Il est parfois difficile de savoir si les pleurs et les grimaces d’un bébé trop jeune pour parler sont attribuables à l’air emprisonné dans son ventre ou ses intestins, à moins, bien entendu, que des gaz intempestifs n’apaisent sa douleur. (Selon Richard Haber, directeur du centre de consultation pédiatrique de l’Hôpital de Montréal pour enfants et porte-parole de la Société canadienne de pédiatrie, si nombre de parents présument que les gaz provoquent les coliques, certains spécialistes croient que ces pleurs caractéristiques pourraient en réalité faire partie du développement normal du cerveau.) Si un bébé a tendance à ramener les genoux vers la poitrine, cela peut indiquer la présence de flatulences.

Évacuer l’air. Une petite mise à jour des techniques d’éructation pourrait ici rapporter gros. Si votre bébé boit au biberon (les bébés allaités avalent habituellement moins d’air), songez à agrandir le trou de la tétine afin que le lait s’écoule plus abondamment. « Cela pourrait réduire la quantité d’air envoyée dans l’intestin », estime M. Haber. Faire doucement « pédaler » les jambes du bébé pourrait également réduire la pression en faisant descendre l’air dans l’intestin. On peut essayer une potion contre les coliques ou les gouttes Ovol pour les flatulences occasionnelles. Selon M. Haber, bien qu’il n’y ait guère de preuve de l’efficacité de ces produits, ils semblent inoffensifs si on suit la posologie.

Facteurs alimentaires. Si les problèmes de gaz persistent après avoir essayé ces méthodes, consultez votre médecin. Si vous nourrissez votre bébé au biberon, votre médecin pourrait vous suggérer d’essayer un autre type de préparation lactée pour nourrissons. Sinon, vous devrez peut-être jouer au détective pour savoir si un aliment particulier (de votre alimentation, si vous allaitez, ou de celle de votre enfant, s’il mange des aliments solides) pourrait être en cause.

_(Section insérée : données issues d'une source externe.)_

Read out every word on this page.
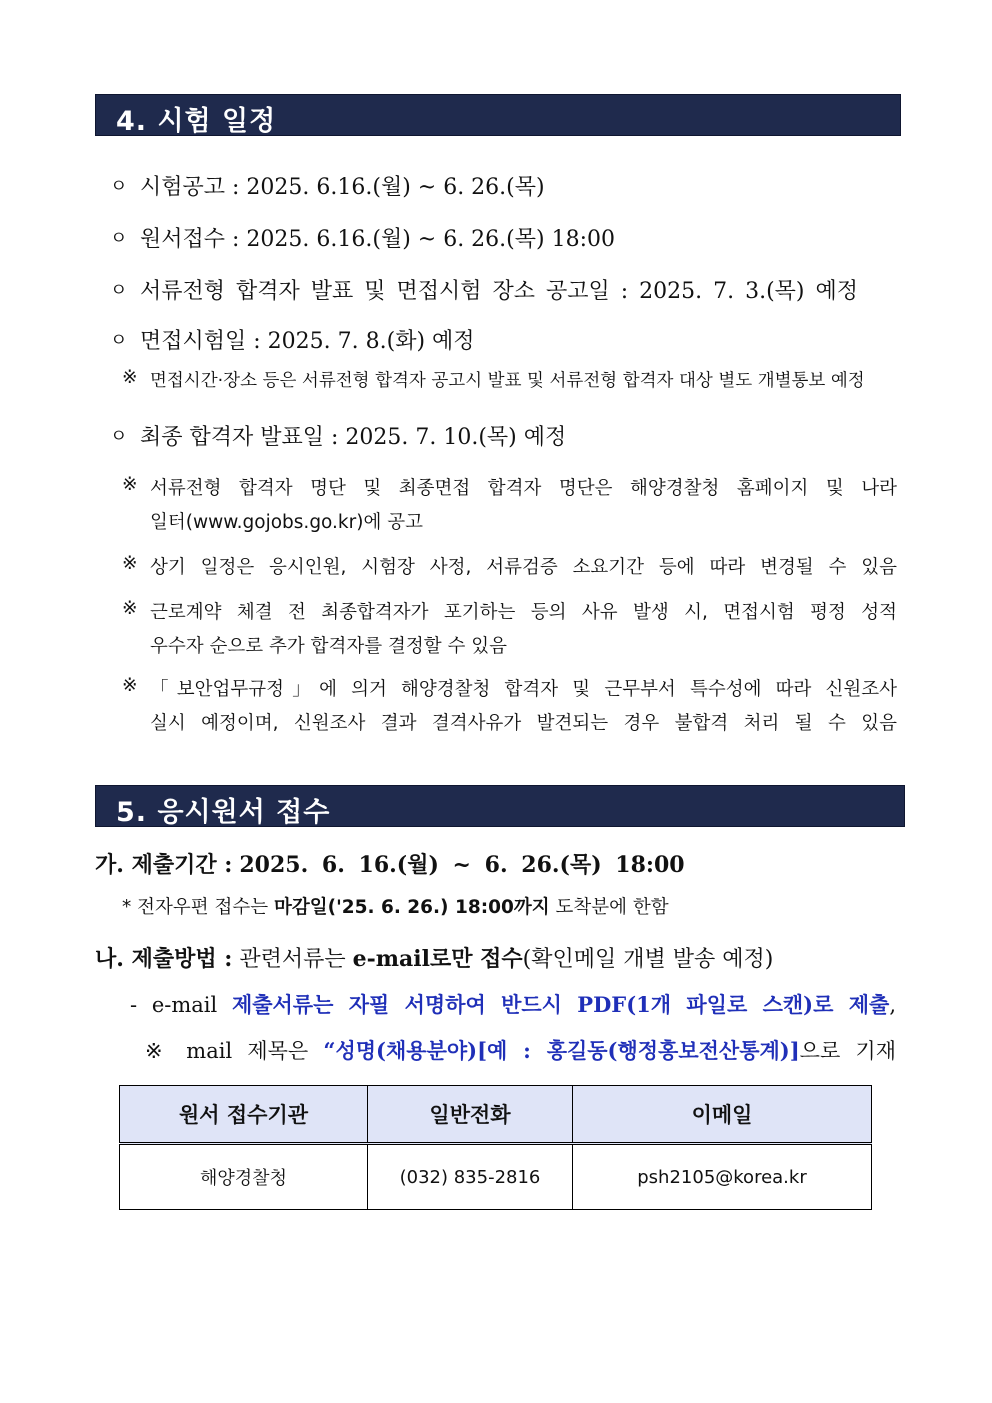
4. 시험 일정
ㅇ 시험공고 : 2025. 6.16.(월) ~ 6. 26.(목)
ㅇ 원서접수 : 2025. 6.16.(월) ~ 6. 26.(목) 18:00
ㅇ 서류전형 합격자 발표 및 면접시험 장소 공고일 : 2025. 7. 3.(목) 예정
ㅇ 면접시험일 : 2025. 7. 8.(화) 예정
※ 면접시간·장소 등은 서류전형 합격자 공고시 발표 및 서류전형 합격자 대상 별도 개별통보 예정
ㅇ 최종 합격자 발표일 : 2025. 7. 10.(목) 예정
※ 서류전형 합격자 명단 및 최종면접 합격자 명단은 해양경찰청 홈페이지 및 나라
일터(www.gojobs.go.kr)에 공고
※ 상기 일정은 응시인원, 시험장 사정, 서류검증 소요기간 등에 따라 변경될 수 있음
※ 근로계약 체결 전 최종합격자가 포기하는 등의 사유 발생 시, 면접시험 평정 성적
우수자 순으로 추가 합격자를 결정할 수 있음
※ 「보안업무규정」에 의거 해양경찰청 합격자 및 근무부서 특수성에 따라 신원조사
실시 예정이며, 신원조사 결과 결격사유가 발견되는 경우 불합격 처리 될 수 있음
5. 응시원서 접수
가. 제출기간 : 2025. 6. 16.(월) ~ 6. 26.(목) 18:00
* 전자우편 접수는 마감일('25. 6. 26.) 18:00까지 도착분에 한함
나. 제출방법 : 관련서류는 e-mail로만 접수(확인메일 개별 발송 예정)
- e-mail 제출서류는 자필 서명하여 반드시 PDF(1개 파일로 스캔)로 제출,
※ mail 제목은 “성명(채용분야)[예 : 홍길동(행정홍보전산통계)]으로 기재
원서 접수기관	일반전화	이메일
해양경찰청	(032) 835-2816	psh2105@korea.kr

Habitudes alimentaires. Bien qu’un bambin puisse vous dire qu’il a mal au ventre, vous pourriez devoir creuser un peu pour en établir la cause (ne vous préoccupez pas des gaz qui n’affectent pas votre enfant; il est parfaitement normal d’avoir plusieurs dizaines de gaz par jour. Certains enfants sont, disons, plus effervescents que d’autres). Avis aux nouveaux parents, les bambins actifs sont reconnus pour manger comme des gloutons, ce qui nuit à la digestion. Les boissons gazeuses peuvent également emplir de gaz les petits bedons. Vous pouvez les aider à demeurer à l’abri des vents, pour ainsi dire, en favorisant une atmosphère détendue durant les repas, en rappelant à votre petite tornade de manger lentement et en évitant les boissons gazeuses (qu’on ne devrait jamais donner à des bambins de toute façon).

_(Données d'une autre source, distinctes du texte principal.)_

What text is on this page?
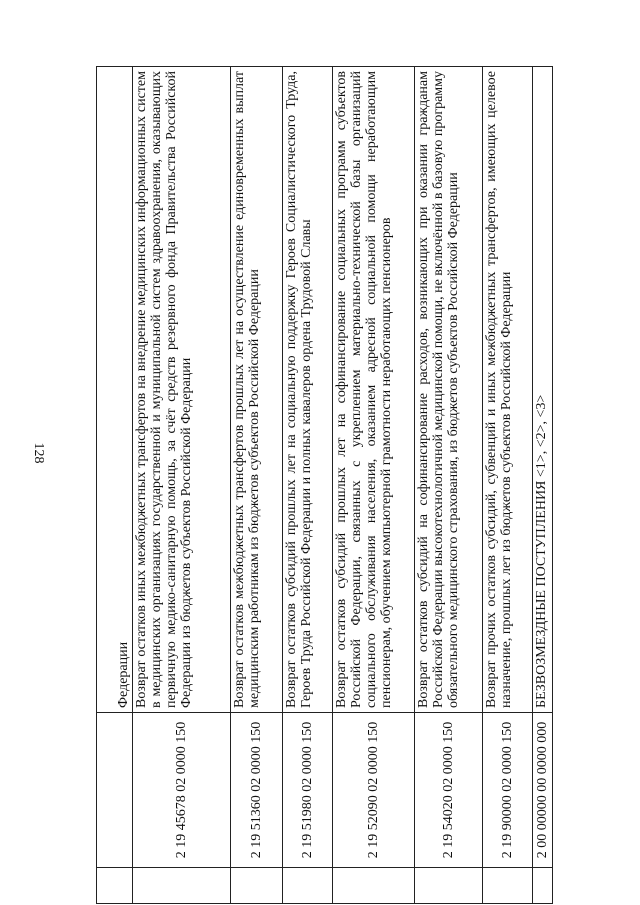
128
		Федерации
	2 19 45678 02 0000 150	Возврат остатков иных межбюджетных трансфертов на внедрение медицинских информационных систем в медицинских организациях государственной и муниципальной систем здравоохранения, оказывающих первичную медико-санитарную помощь, за счёт средств резервного фонда Правительства Российской Федерации из бюджетов субъектов Российской Федерации
	2 19 51360 02 0000 150	Возврат остатков межбюджетных трансфертов прошлых лет на осуществление единовременных выплат медицинским работникам из бюджетов субъектов Российской Федерации
	2 19 51980 02 0000 150	Возврат остатков субсидий прошлых лет на социальную поддержку Героев Социалистического Труда, Героев Труда Российской Федерации и полных кавалеров ордена Трудовой Славы
	2 19 52090 02 0000 150	Возврат остатков субсидий прошлых лет на софинансирование социальных программ субъектов Российской Федерации, связанных с укреплением материально-технической базы организаций социального обслуживания населения, оказанием адресной социальной помощи неработающим пенсионерам, обучением компьютерной грамотности неработающих пенсионеров
	2 19 54020 02 0000 150	Возврат остатков субсидий на софинансирование расходов, возникающих при оказании гражданам Российской Федерации высокотехнологичной медицинской помощи, не включённой в базовую программу обязательного медицинского страхования, из бюджетов субъектов Российской Федерации
	2 19 90000 02 0000 150	Возврат прочих остатков субсидий, субвенций и иных межбюджетных трансфертов, имеющих целевое назначение, прошлых лет из бюджетов субъектов Российской Федерации
	2 00 00000 00 0000 000	БЕЗВОЗМЕЗДНЫЕ ПОСТУПЛЕНИЯ <1>, <2>, <3>
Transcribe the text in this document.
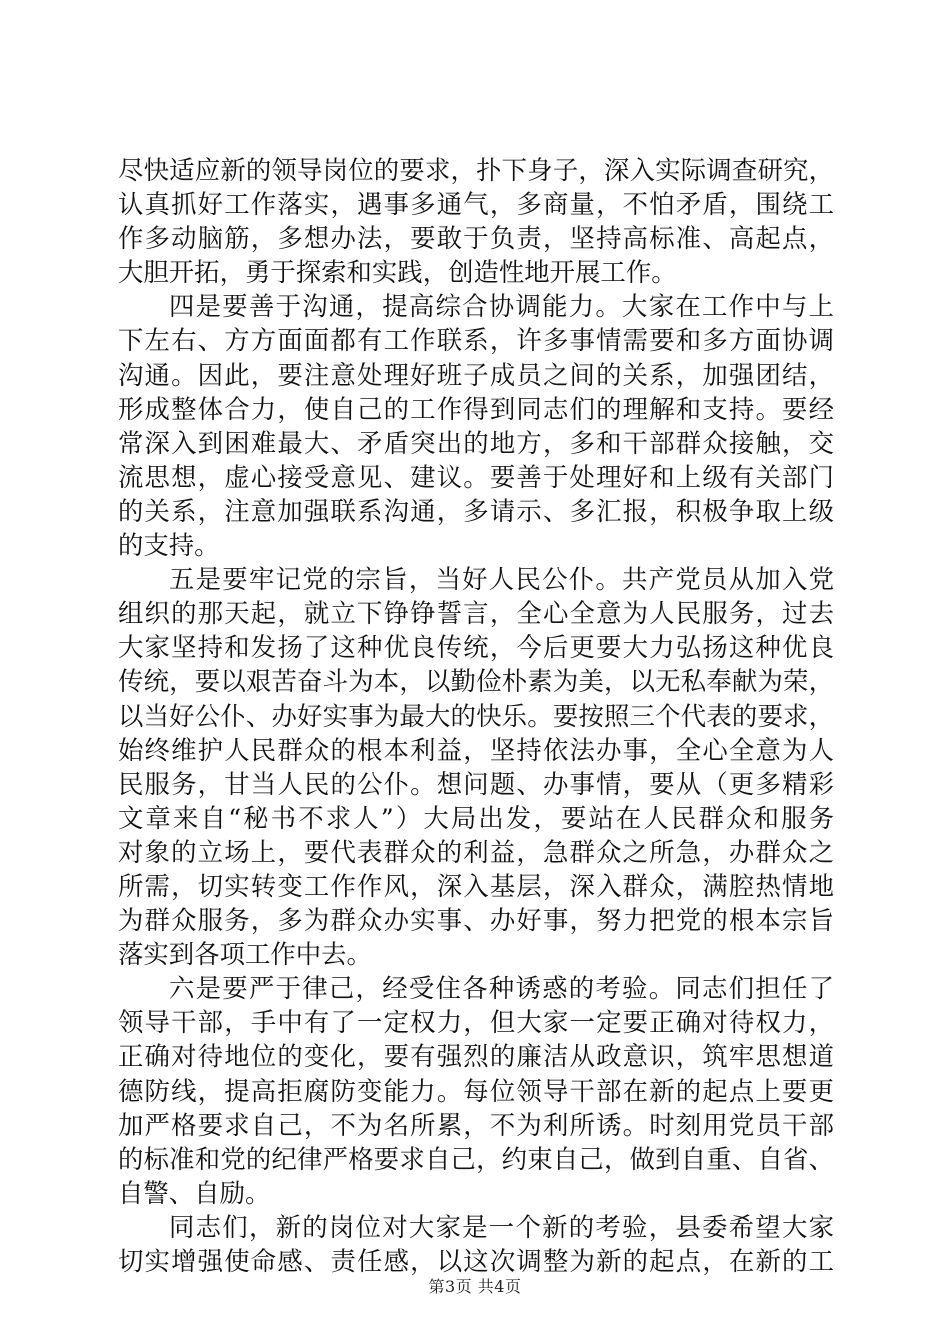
尽快适应新的领导岗位的要求，扑下身子，深入实际调查研究，
认真抓好工作落实，遇事多通气，多商量，不怕矛盾，围绕工
作多动脑筋，多想办法，要敢于负责，坚持高标准、高起点，
大胆开拓，勇于探索和实践，创造性地开展工作。
四是要善于沟通，提高综合协调能力。大家在工作中与上
下左右、方方面面都有工作联系，许多事情需要和多方面协调
沟通。因此，要注意处理好班子成员之间的关系，加强团结，
形成整体合力，使自己的工作得到同志们的理解和支持。要经
常深入到困难最大、矛盾突出的地方，多和干部群众接触，交
流思想，虚心接受意见、建议。要善于处理好和上级有关部门
的关系，注意加强联系沟通，多请示、多汇报，积极争取上级
的支持。
五是要牢记党的宗旨，当好人民公仆。共产党员从加入党
组织的那天起，就立下铮铮誓言，全心全意为人民服务，过去
大家坚持和发扬了这种优良传统，今后更要大力弘扬这种优良
传统，要以艰苦奋斗为本，以勤俭朴素为美，以无私奉献为荣，
以当好公仆、办好实事为最大的快乐。要按照三个代表的要求，
始终维护人民群众的根本利益，坚持依法办事，全心全意为人
民服务，甘当人民的公仆。想问题、办事情，要从（更多精彩
文章来自“秘书不求人”）大局出发，要站在人民群众和服务
对象的立场上，要代表群众的利益，急群众之所急，办群众之
所需，切实转变工作作风，深入基层，深入群众，满腔热情地
为群众服务，多为群众办实事、办好事，努力把党的根本宗旨
落实到各项工作中去。
六是要严于律己，经受住各种诱惑的考验。同志们担任了
领导干部，手中有了一定权力，但大家一定要正确对待权力，
正确对待地位的变化，要有强烈的廉洁从政意识，筑牢思想道
德防线，提高拒腐防变能力。每位领导干部在新的起点上要更
加严格要求自己，不为名所累，不为利所诱。时刻用党员干部
的标准和党的纪律严格要求自己，约束自己，做到自重、自省、
自警、自励。
同志们，新的岗位对大家是一个新的考验，县委希望大家
切实增强使命感、责任感，以这次调整为新的起点，在新的工
第3页 共4页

Sensibilités alimentaires. Si aucun de ces facteurs n’est en cause, un journal alimentaire pourrait contribuer à identifier ce qui provoque les flatulences. Certains enfants semblent réagir à des édulcorants particuliers, comme le sorbitol. D’autres ont peut-être de la difficulté à digérer les haricots ou certains féculents; dans ce cas, un produit en vente libre appelé Beano, qui contribue à décomposer les glucides complexes, pourrait être efficace. (L’intolérance alimentaire et l’excès de sucre peuvent également provoquer des gaz. Voir la section sur la diarrhée.)

Auxiliaires digestifs doux. Lorsque les flatulences ne sont liées à aucun aliment particulier, songez à essayer la tisane de camomille froide (sauf si des membres de votre famille sont allergiques à l’herbe à poux, très proche de la camomille). « La tisane de camomille est un carminatif, un terme qui désigne les produits végétaux qui peuvent contribuer à expulser les gaz », explique Jasmine Carino, professeure agrégée au collège de naturopathie du Canada à Toronto.